Diamond Strategy

Diamond Strategy was developed by strategy researchers Don Hambrick and Jim Fredrickson as a framework for checking and communicating a strategy.

“We now have five forces analysis, core competencies, hyper competition, the resource-based view of the firm, value chains, and a host of other helpful, often powerful, analytic tools. Missing, however, has been any guidance as to what the product of these tools should be— or what actually constitutes a strategy…?” Hambrick and Frederickson (2001:48).

According to Hambrick and Frederickson (2001), a strategy has 5 elements, which provide answers to 5 questions.

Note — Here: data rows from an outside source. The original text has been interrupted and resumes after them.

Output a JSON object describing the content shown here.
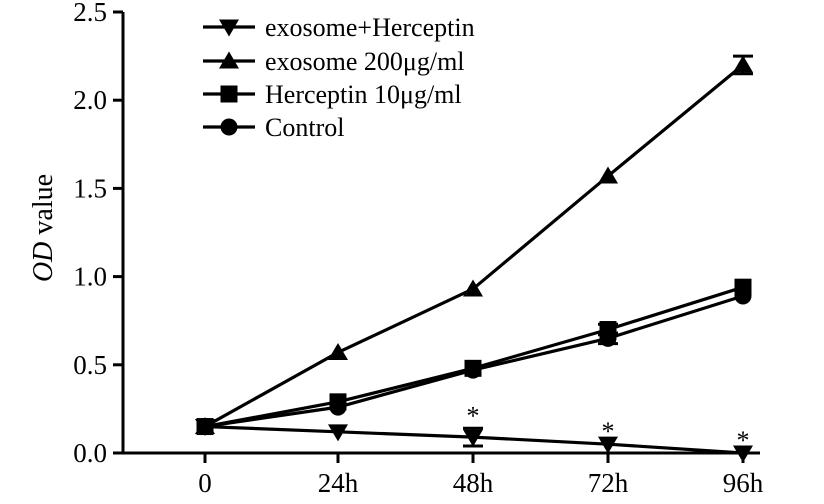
{
  "chart_data": {
    "type": "line",
    "title": "",
    "xlabel": "",
    "ylabel": {
      "italic": "OD",
      "rest": " value"
    },
    "categories": [
      "0",
      "24h",
      "48h",
      "72h",
      "96h"
    ],
    "yticks": [
      "0.0",
      "0.5",
      "1.0",
      "1.5",
      "2.0",
      "2.5"
    ],
    "ylim": [
      0,
      2.5
    ],
    "grid": false,
    "legend_position": "top-left",
    "series": [
      {
        "name": "exosome+Herceptin",
        "marker": "triangle-down",
        "values": [
          0.15,
          0.12,
          0.09,
          0.05,
          0.0
        ],
        "errors": [
          0,
          0,
          0.05,
          0,
          0
        ],
        "significance": [
          "",
          "",
          "*",
          "*",
          "*"
        ]
      },
      {
        "name": "exosome 200μg/ml",
        "marker": "triangle-up",
        "values": [
          0.15,
          0.57,
          0.93,
          1.57,
          2.2
        ],
        "errors": [
          0,
          0,
          0,
          0,
          0.05
        ],
        "significance": [
          "",
          "",
          "",
          "",
          ""
        ]
      },
      {
        "name": "Herceptin 10μg/ml",
        "marker": "square",
        "values": [
          0.15,
          0.29,
          0.48,
          0.7,
          0.94
        ],
        "errors": [
          0,
          0,
          0,
          0.03,
          0
        ],
        "significance": [
          "",
          "",
          "",
          "",
          ""
        ]
      },
      {
        "name": "Control",
        "marker": "circle",
        "values": [
          0.15,
          0.26,
          0.47,
          0.65,
          0.89
        ],
        "errors": [
          0,
          0,
          0,
          0.03,
          0
        ],
        "significance": [
          "",
          "",
          "",
          "",
          ""
        ]
      }
    ],
    "color": "#000000"
  }
}
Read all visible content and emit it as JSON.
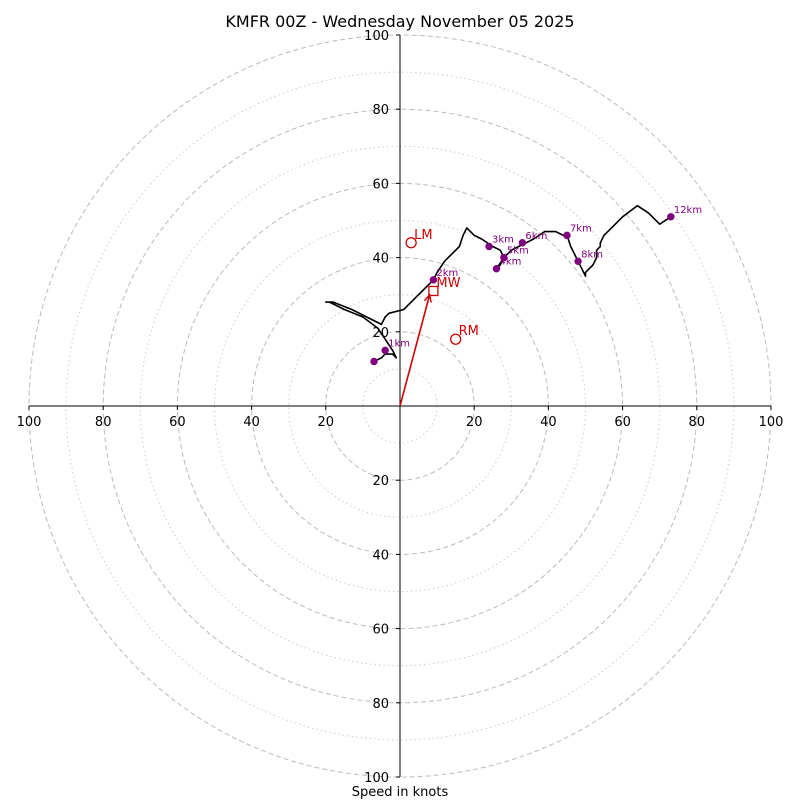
{
  "chart_data": {
    "type": "line",
    "title": "KMFR 00Z - Wednesday November 05 2025",
    "xlabel": "Speed in knots",
    "ylabel": "",
    "xlim": [
      -100,
      100
    ],
    "ylim": [
      -100,
      100
    ],
    "ring_major": [
      20,
      40,
      60,
      80,
      100
    ],
    "ring_minor": [
      10,
      30,
      50,
      70,
      90
    ],
    "ticks": [
      -100,
      -80,
      -60,
      -40,
      -20,
      20,
      40,
      60,
      80,
      100
    ],
    "grid": true,
    "colors": {
      "trace": "#000000",
      "marker": "#800080",
      "motion": "#cc0000",
      "grid": "#bbbbbb"
    },
    "hodograph": {
      "u": [
        -7,
        -5,
        -4,
        -3,
        -2,
        -1,
        -2,
        -4,
        -6,
        -10,
        -15,
        -19,
        -20,
        -18,
        -13,
        -5,
        -4,
        -3,
        1,
        4,
        6,
        8,
        9,
        10,
        12,
        14,
        16,
        17,
        18,
        20,
        22,
        25,
        27,
        28,
        27,
        26,
        28,
        30,
        32,
        34,
        36,
        39,
        42,
        44,
        45,
        46,
        47,
        48,
        49,
        50,
        50,
        51,
        52,
        53,
        53,
        54,
        54,
        55,
        57,
        60,
        64,
        67,
        70,
        73
      ],
      "v": [
        12,
        13,
        14,
        14,
        14,
        13,
        15,
        18,
        21,
        24,
        26,
        28,
        28,
        28,
        26,
        22,
        24,
        25,
        26,
        29,
        31,
        33,
        34,
        36,
        39,
        41,
        43,
        46,
        48,
        46,
        45,
        43,
        42,
        40,
        38,
        37,
        40,
        42,
        43,
        44,
        45,
        47,
        47,
        46,
        46,
        43,
        41,
        39,
        37,
        35,
        36,
        37,
        38,
        40,
        42,
        43,
        44,
        46,
        48,
        51,
        54,
        52,
        49,
        51
      ]
    },
    "height_markers": [
      {
        "label": "",
        "u": -7,
        "v": 12
      },
      {
        "label": "1km",
        "u": -4,
        "v": 15
      },
      {
        "label": "2km",
        "u": 9,
        "v": 34
      },
      {
        "label": "3km",
        "u": 24,
        "v": 43
      },
      {
        "label": "4km",
        "u": 26,
        "v": 37
      },
      {
        "label": "5km",
        "u": 28,
        "v": 40
      },
      {
        "label": "6km",
        "u": 33,
        "v": 44
      },
      {
        "label": "7km",
        "u": 45,
        "v": 46
      },
      {
        "label": "8km",
        "u": 48,
        "v": 39
      },
      {
        "label": "12km",
        "u": 73,
        "v": 51
      }
    ],
    "storm_motion": [
      {
        "label": "LM",
        "u": 3,
        "v": 44,
        "shape": "circle"
      },
      {
        "label": "RM",
        "u": 15,
        "v": 18,
        "shape": "circle"
      },
      {
        "label": "MW",
        "u": 9,
        "v": 31,
        "shape": "square"
      }
    ],
    "motion_vector": {
      "u": 8,
      "v": 30
    }
  }
}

The five elements will form a unity.

1. Arena: Where will we be active? (and with how much emphasis?)

2. Vehicle: How will we get there?

3. Differentiators: How will we win?

4. Staging: What will be our speed and sequences of moves?

5. Economic Logic: How will returns be obtained?

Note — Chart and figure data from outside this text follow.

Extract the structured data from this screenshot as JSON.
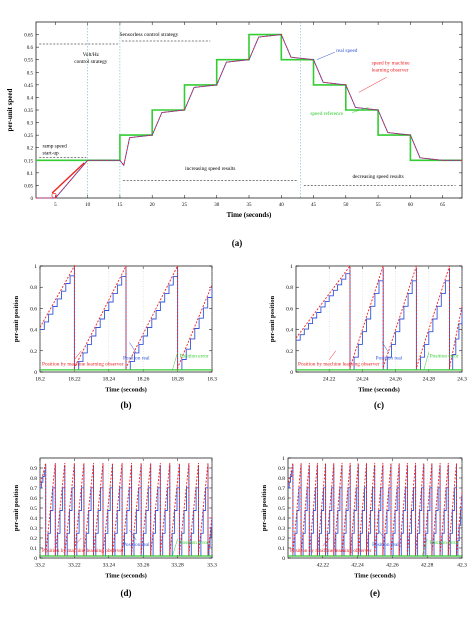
{
  "chart_data": [
    {
      "type": "line",
      "panel": "(a)",
      "xlabel": "Time (seconds)",
      "ylabel": "per-unit speed",
      "xlim": [
        2,
        68
      ],
      "ylim": [
        0,
        0.7
      ],
      "xticks": [
        5,
        10,
        15,
        20,
        25,
        30,
        35,
        40,
        45,
        50,
        55,
        60,
        65
      ],
      "yticks": [
        0,
        0.05,
        0.1,
        0.15,
        0.2,
        0.25,
        0.3,
        0.35,
        0.4,
        0.45,
        0.5,
        0.55,
        0.6,
        0.65
      ],
      "series": [
        {
          "name": "speed reference",
          "color": "#33cc33",
          "x": [
            2,
            10,
            10,
            15,
            15,
            20,
            20,
            25,
            25,
            30,
            30,
            35,
            35,
            40,
            40,
            45,
            45,
            50,
            50,
            55,
            55,
            60,
            60,
            65,
            65,
            68
          ],
          "y": [
            0.15,
            0.15,
            0.15,
            0.15,
            0.25,
            0.25,
            0.35,
            0.35,
            0.45,
            0.45,
            0.55,
            0.55,
            0.65,
            0.65,
            0.55,
            0.55,
            0.45,
            0.45,
            0.35,
            0.35,
            0.25,
            0.25,
            0.15,
            0.15,
            0.15,
            0.15
          ]
        },
        {
          "name": "real speed",
          "color": "#3355dd",
          "x": [
            2,
            5,
            10,
            15,
            15.6,
            16.5,
            20,
            21.5,
            25,
            26.5,
            30,
            31.5,
            35,
            36.5,
            40,
            41.5,
            45,
            46.5,
            50,
            51.5,
            55,
            56.5,
            60,
            61.5,
            65,
            66.5,
            68
          ],
          "y": [
            0,
            0,
            0.15,
            0.15,
            0.13,
            0.24,
            0.25,
            0.34,
            0.35,
            0.44,
            0.45,
            0.54,
            0.55,
            0.64,
            0.65,
            0.56,
            0.55,
            0.46,
            0.45,
            0.36,
            0.35,
            0.26,
            0.25,
            0.16,
            0.15,
            0.15,
            0.15
          ]
        },
        {
          "name": "speed by machine learning observer",
          "color": "#ee2222",
          "x": [
            2,
            5,
            10,
            15,
            15.6,
            16.5,
            20,
            21.5,
            25,
            26.5,
            30,
            31.5,
            35,
            36.5,
            40,
            41.5,
            45,
            46.5,
            50,
            51.5,
            55,
            56.5,
            60,
            61.5,
            65,
            66.5,
            68
          ],
          "y": [
            0,
            0,
            0.15,
            0.15,
            0.13,
            0.24,
            0.25,
            0.34,
            0.35,
            0.44,
            0.45,
            0.54,
            0.55,
            0.64,
            0.65,
            0.56,
            0.55,
            0.46,
            0.45,
            0.36,
            0.35,
            0.26,
            0.25,
            0.16,
            0.15,
            0.15,
            0.15
          ]
        }
      ],
      "annotations": [
        "Sensorless control strategy",
        "Volt/Hz control strategy",
        "ramp speed start-up",
        "increasing speed results",
        "decreasing speed results"
      ]
    },
    {
      "type": "line",
      "panel": "(b)",
      "xlabel": "Time (seconds)",
      "ylabel": "per-unit position",
      "xlim": [
        18.2,
        18.3
      ],
      "ylim": [
        0,
        1
      ],
      "xticks": [
        18.2,
        18.22,
        18.24,
        18.26,
        18.28,
        18.3
      ],
      "yticks": [
        0,
        0.2,
        0.4,
        0.6,
        0.8,
        1
      ],
      "sawtooth": {
        "x_start": 18.2,
        "x_end": 18.3,
        "resets": [
          18.22,
          18.25,
          18.28
        ],
        "start_value": 0.4,
        "end_value": 0.8
      },
      "series_names": [
        "Position real",
        "Position by machine learning observer",
        "Position error"
      ],
      "error_value": 0.02
    },
    {
      "type": "line",
      "panel": "(c)",
      "xlabel": "Time (seconds)",
      "ylabel": "per-unit position",
      "xlim": [
        24.2,
        24.3
      ],
      "ylim": [
        0,
        1
      ],
      "xticks": [
        24.22,
        24.24,
        24.26,
        24.28,
        24.3
      ],
      "yticks": [
        0,
        0.2,
        0.4,
        0.6,
        0.8,
        1
      ],
      "sawtooth": {
        "x_start": 24.2,
        "x_end": 24.3,
        "resets": [
          24.2325,
          24.2525,
          24.2725,
          24.2925
        ],
        "start_value": 0.3,
        "end_value": 0.6
      },
      "series_names": [
        "Position real",
        "Position by machine learning observer",
        "Position error"
      ],
      "error_value": 0.02
    },
    {
      "type": "line",
      "panel": "(d)",
      "xlabel": "Time (seconds)",
      "ylabel": "per-unit position",
      "xlim": [
        33.2,
        33.3
      ],
      "ylim": [
        0,
        1
      ],
      "xticks": [
        33.2,
        33.22,
        33.24,
        33.26,
        33.28,
        33.3
      ],
      "yticks": [
        0,
        0.1,
        0.2,
        0.3,
        0.4,
        0.5,
        0.6,
        0.7,
        0.8,
        0.9
      ],
      "sawtooth": {
        "x_start": 33.2,
        "x_end": 33.3,
        "period": 0.00555,
        "start_value": 0.7,
        "peak": 0.93
      },
      "series_names": [
        "Position real",
        "Position by machine learning observer",
        "Position error"
      ],
      "error_value": 0.02
    },
    {
      "type": "line",
      "panel": "(e)",
      "xlabel": "Time (seconds)",
      "ylabel": "per-unit position",
      "xlim": [
        42.2,
        42.3
      ],
      "ylim": [
        0,
        1
      ],
      "xticks": [
        42.22,
        42.24,
        42.26,
        42.28,
        42.3
      ],
      "yticks": [
        0,
        0.1,
        0.2,
        0.3,
        0.4,
        0.5,
        0.6,
        0.7,
        0.8,
        0.9,
        1
      ],
      "sawtooth": {
        "x_start": 42.2,
        "x_end": 42.3,
        "period": 0.0047,
        "start_value": 0.7,
        "peak": 0.93
      },
      "series_names": [
        "Position real",
        "Position by machine learning observer",
        "Position error"
      ],
      "error_value": 0.02
    }
  ]
}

According to Hambrick and Frederickson (2001), a strategy has 5 elements, which provide answers to 5 questions. The five elements will form a unity.

1. Arena

Arena is the most fundamental choices strategist make are those of where or in what arenas the business will be active. “Where will we be active?” (and with how much emphasis?). However, the answer shouldn’t be general. It’s important to be as specific as possible. in this section, company needs to specify the product categories, market segments, geographic areas, and core technologies as well as the value adding stages the business intends to take on.

2. Vehicle

Besides deciding the arena, the strategist also needs to decide how to get there. If the

company have decided to expand the product range, they should choose how to accomplish that by relying on organic, internal development or other vehicles such as joint venture, alliances, licensing/franchising that offer a better means for achieving their broadened scope.

3. Differentiators

Not only where the company will be active (arena) and how it will get there (vehicle), but also how the company will win in the market (How will we win?). The company must have a strategy that differentiates it from other competitors. In a competitive world, winning is the result of differentiators, and such edges don’t just happen. Achieving a compelling marketplace advantage doesn’t mean that the company has to be at the extreme on one differentiating dimension. Sometimes just by having the best combination of differentiators gave the best marketplace advantage.

4. Staging

Every company has a goals or target that they want to achieve. For example, IKEA wants rapid international expansion, by region. Decisions about staging can be driven by a number of factors. first, of course resources. Urgency is a second factor that affecting staging, some of strategy elements may face brief windows of opportunity. A third factor is the achievement of credibility. forth factor is the pursuit of early wins. it may be far wiser to successfully tackle a part of the strategy that is relatively doable before attempting unfamiliar or more challenging initiatives

5. Economic Logic

The core of any business strategy must be clear. How profits will be generated, not just some profits, but profits above the company’s cost of capital.